1. That condemnation yet remaineth upon all those that are out of Christ; for that promise, 'there is no condemnation,' hath an exception, limiting it to those that are in Christ. Carnal men think God will not deal so severely as to condemn them; but there is no comfort hence to them. The scripture propoundeth privileges with their necessary limitations and restrictions; where sin remaineth in its power and strength, the law condemneth men, conscience convinceth them, and God will condemn them also. So the brutes are more happy than they, who follow their pleasure without remorse, and offend not the law of their creation as they do; and when they die, death puts an end to their pains and pleasures at once; but those that walk after their lusts, are but christians in name, certainly they are not made partakers of the spirit of Christ; for if they did live in the spirit, they would walk in the spirit, and none but such can escape condemnation. They that walk after the flesh are without God, and without Christ; but every one will shift this off from himself, but the works of the flesh are manifest: Gal. 5:19. Many men visibly declare that they walk not after the spirit, by their drunkenness, adultery, wrath, strife, malice, and envy; others more closely live only to satisfy a fleshly mind; now whether openly or closely, if they cannot make out their living after the spirit, they walk after the flesh.
2. It informeth us, that we can never have solid peace, till justification and sanctification be joined together. Justification: Rom. 5:1, 'Being justified by faith, we have peace with God:' Mat. 9:2, 'Son, be of good cheer, thy sins be forgiven thee.' So for sanctification: 2 Cor. 1:12, 'This is our rejoicing, the testimony of our conscience, that in simplicity and godly sincerity we have had our conversation in the world.' Still there are fears of damnation, while sin is in us; but when it is our honest purpose to please God, and we strive against sin, and do in a good measure overcome it, our consciences may be the better, and the sooner settled.
Use 2. For exhortation.
To quicken us to seek after this privilege.
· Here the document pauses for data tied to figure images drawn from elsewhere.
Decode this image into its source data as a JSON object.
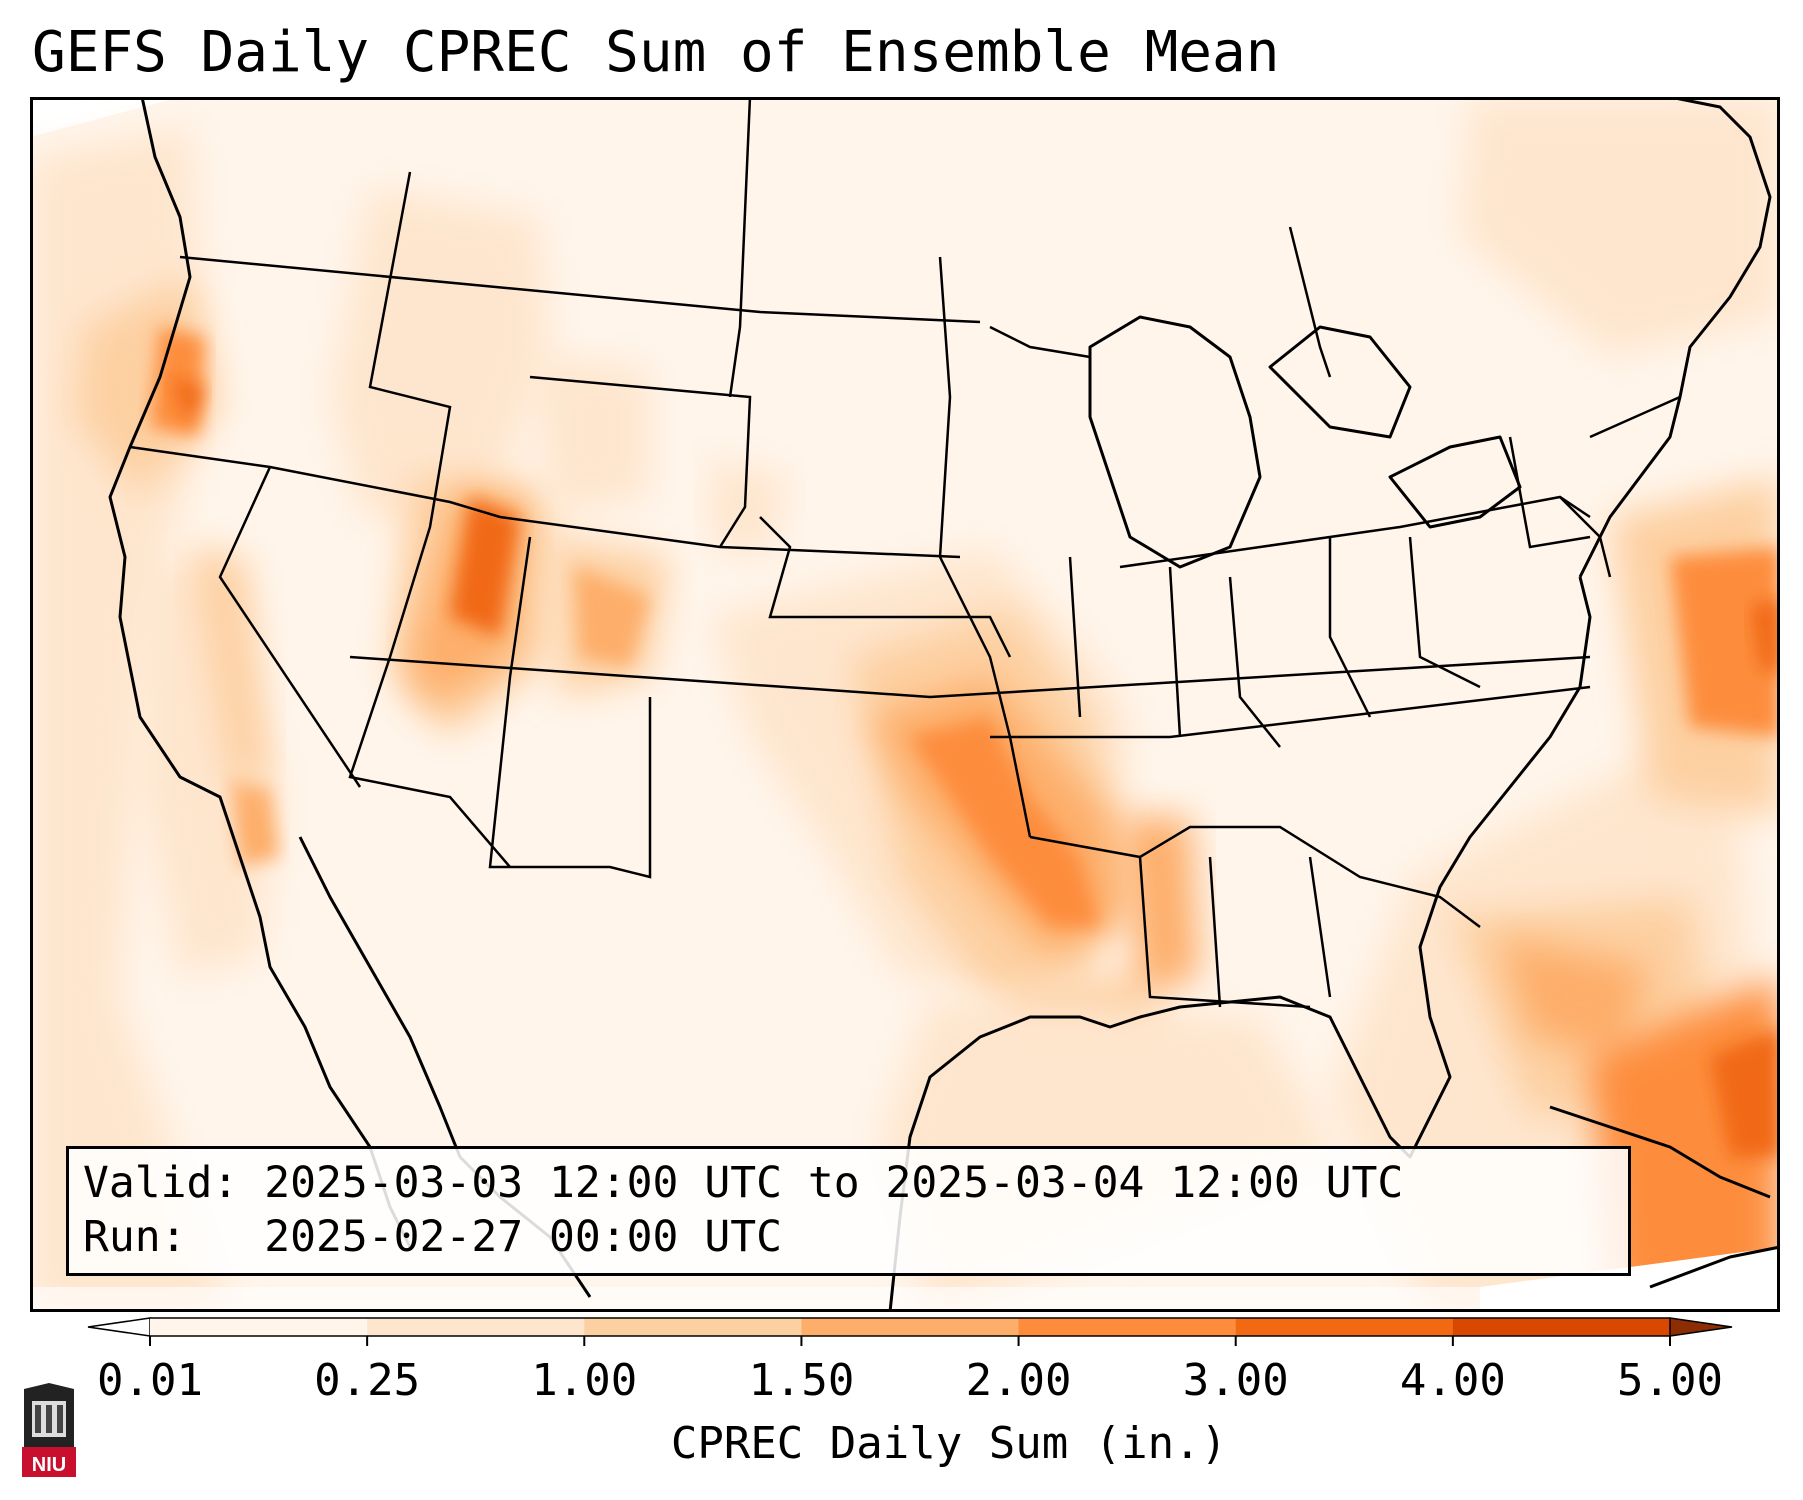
{
  "title": "GEFS Daily CPREC Sum of Ensemble Mean",
  "info": {
    "valid": "Valid: 2025-03-03 12:00 UTC to 2025-03-04 12:00 UTC",
    "run": "Run:   2025-02-27 00:00 UTC"
  },
  "colorbar": {
    "label": "CPREC Daily Sum (in.)",
    "ticks": [
      "0.01",
      "0.25",
      "1.00",
      "1.50",
      "2.00",
      "3.00",
      "4.00",
      "5.00"
    ],
    "colors": [
      "#fff5eb",
      "#fee6ce",
      "#fdd0a2",
      "#fdae6b",
      "#fd8d3c",
      "#f16913",
      "#d94801",
      "#8c2d04"
    ]
  },
  "logo": {
    "text": "NIU"
  }
}
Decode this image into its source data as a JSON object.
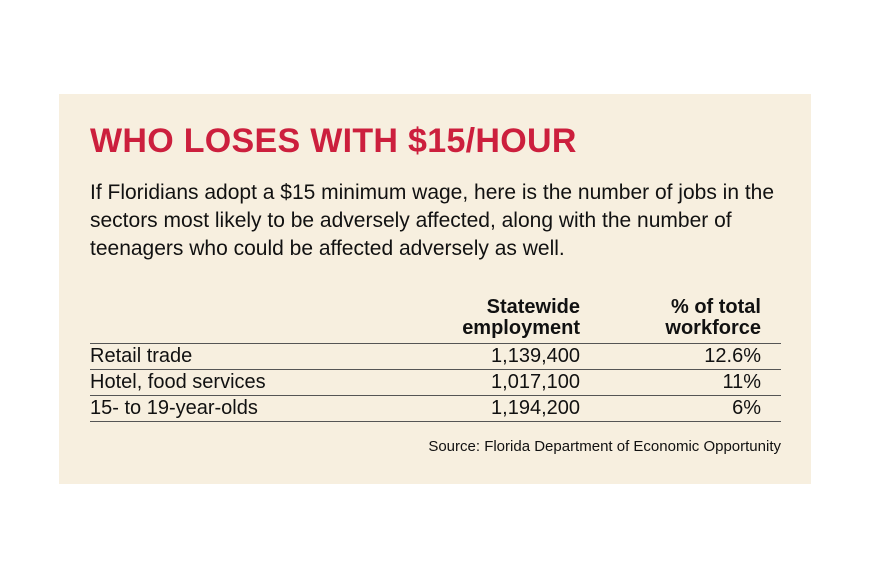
{
  "title": "WHO LOSES WITH $15/HOUR",
  "intro": "If Floridians adopt a $15 minimum wage, here is the number of jobs in the sectors most likely to be adversely affected, along with the number of teenagers who could be affected adversely as well.",
  "colors": {
    "title": "#cc1f3d",
    "background": "#f7efdf",
    "text": "#111111"
  },
  "chart_data": {
    "type": "table",
    "columns": [
      {
        "line1": "Statewide",
        "line2": "employment"
      },
      {
        "line1": "% of total",
        "line2": "workforce"
      }
    ],
    "rows": [
      {
        "label": "Retail trade",
        "employment": "1,139,400",
        "percent": "12.6%"
      },
      {
        "label": "Hotel, food services",
        "employment": "1,017,100",
        "percent": "11%"
      },
      {
        "label": "15- to 19-year-olds",
        "employment": "1,194,200",
        "percent": "6%"
      }
    ]
  },
  "source": "Source: Florida Department of Economic Opportunity"
}
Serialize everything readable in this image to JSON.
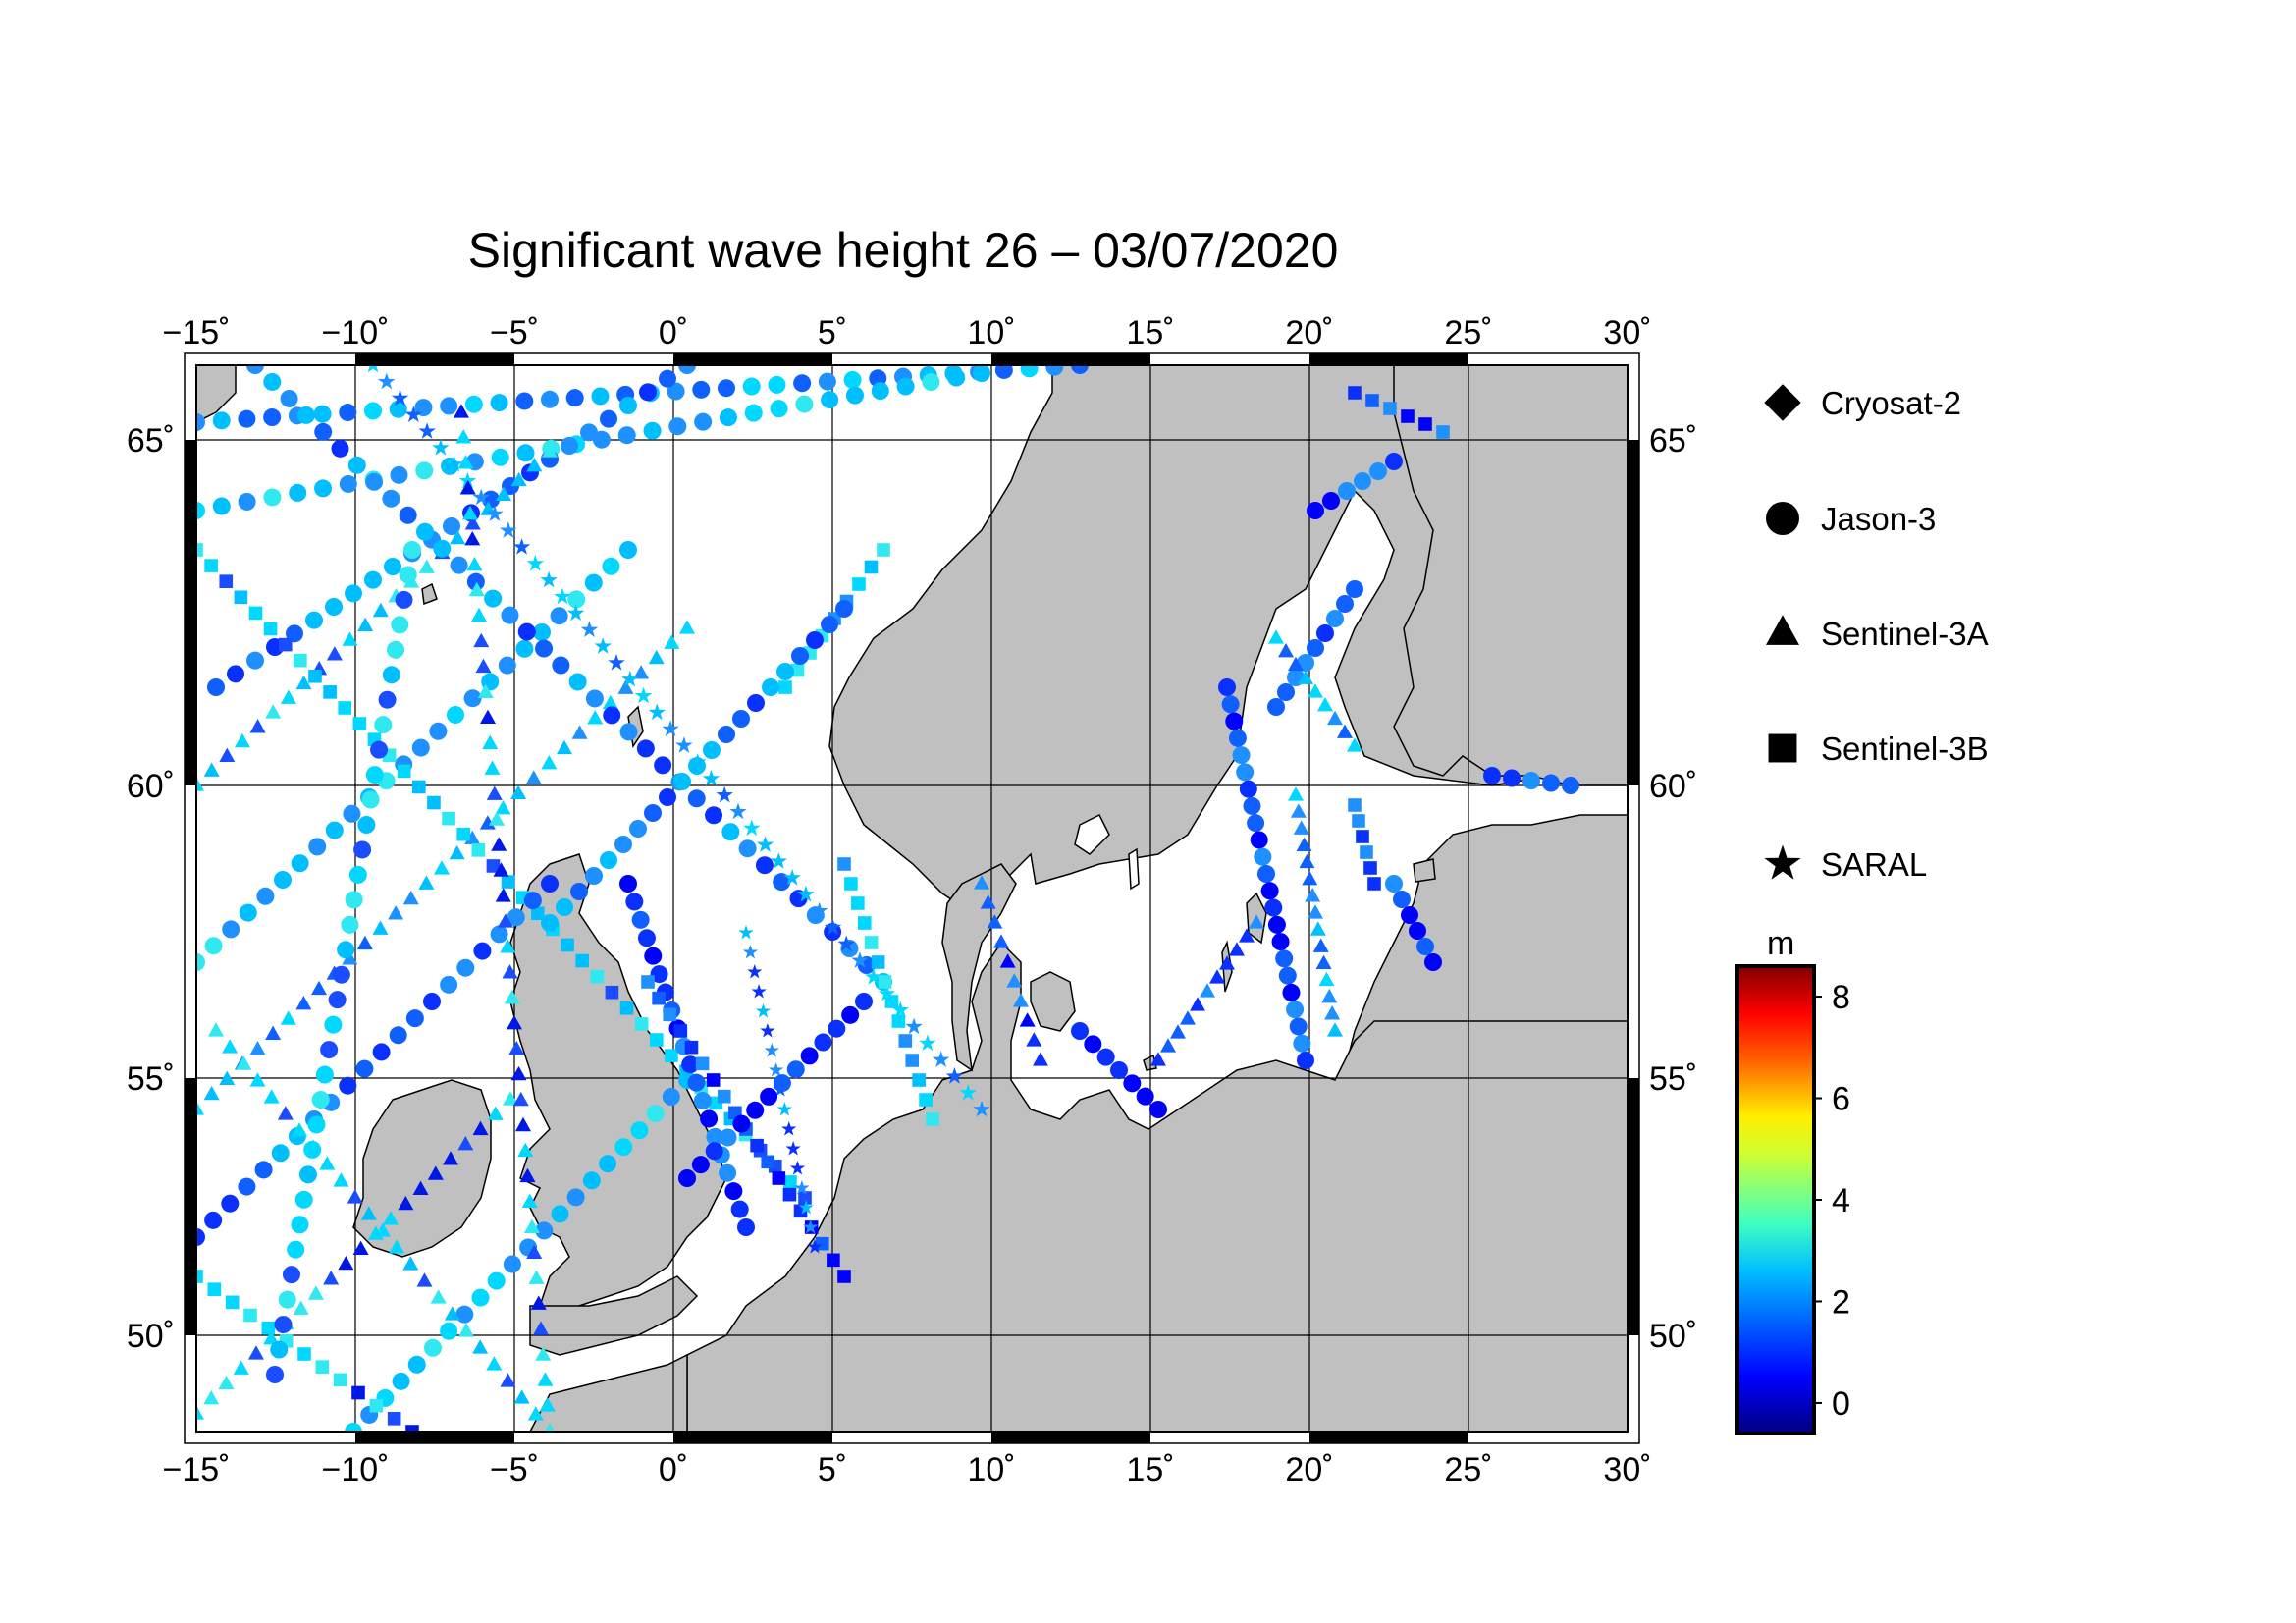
{
  "title": "Significant wave height 26 – 03/07/2020",
  "map": {
    "lon_range": [
      -15,
      30
    ],
    "lat_range": [
      48.3,
      66.3
    ],
    "lon_ticks": [
      "−15˚",
      "−10˚",
      "−5˚",
      "0˚",
      "5˚",
      "10˚",
      "15˚",
      "20˚",
      "25˚",
      "30˚"
    ],
    "lat_ticks": [
      "50˚",
      "55˚",
      "60˚",
      "65˚"
    ],
    "land_color": "#c0c0c0",
    "sea_color": "#ffffff"
  },
  "legend": {
    "items": [
      {
        "label": "Cryosat-2",
        "marker": "diamond"
      },
      {
        "label": "Jason-3",
        "marker": "circle"
      },
      {
        "label": "Sentinel-3A",
        "marker": "triangle"
      },
      {
        "label": "Sentinel-3B",
        "marker": "square"
      },
      {
        "label": "SARAL",
        "marker": "star"
      }
    ]
  },
  "colorbar": {
    "unit": "m",
    "ticks": [
      "8",
      "6",
      "4",
      "2",
      "0"
    ],
    "range": [
      -0.6,
      8.6
    ],
    "colormap": "jet"
  }
}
Do you fear damnation, or do you not? If not, what grounds of comfort have you? What course have you taken to escape it? If you do fear it, why do you not 'flee from wrath to come?' Mat. 3:7. Why do you not 'run for refuge?' Heb. 6:18. You cannot be speedy and earnest enough in a matter of such concernment.
Again, this calls to those that are in Christ to be sensible of their privilege, so that they may bless God for it. Gratitude is the life and soul of our religion, and it is a cold and dull thanksgiving, only to give thanks for temporal mercies; it cometh more heartily from us when we bless God for spiritual mercies: Ps. 103:1, 2, 3, 'Bless the Lord, O my soul, and all that is within me, bless his holy name. Bless the Lord, O my soul, and forget not all his benefits, who forgiveth all thine iniquities, who healeth all thy diseases.' It also calls to all such, to be tender of their peace. Every sin doth not put you into a state of condemnation again, but every known, wilful sin, puts us to get a new extract of our pardon: 1 John 2:1, 2, 'My little children, these things write I unto you, that ye sin not: and if any man sin, we have an advocate with the Father, Jesus Christ the righteous, who is the propitiation for our sins.' By sin your title is made questionable, and your claim made doubtful; repenting and forsaking sin is necessary when we have been foiled by sin, that we may have a new grant of a pardon.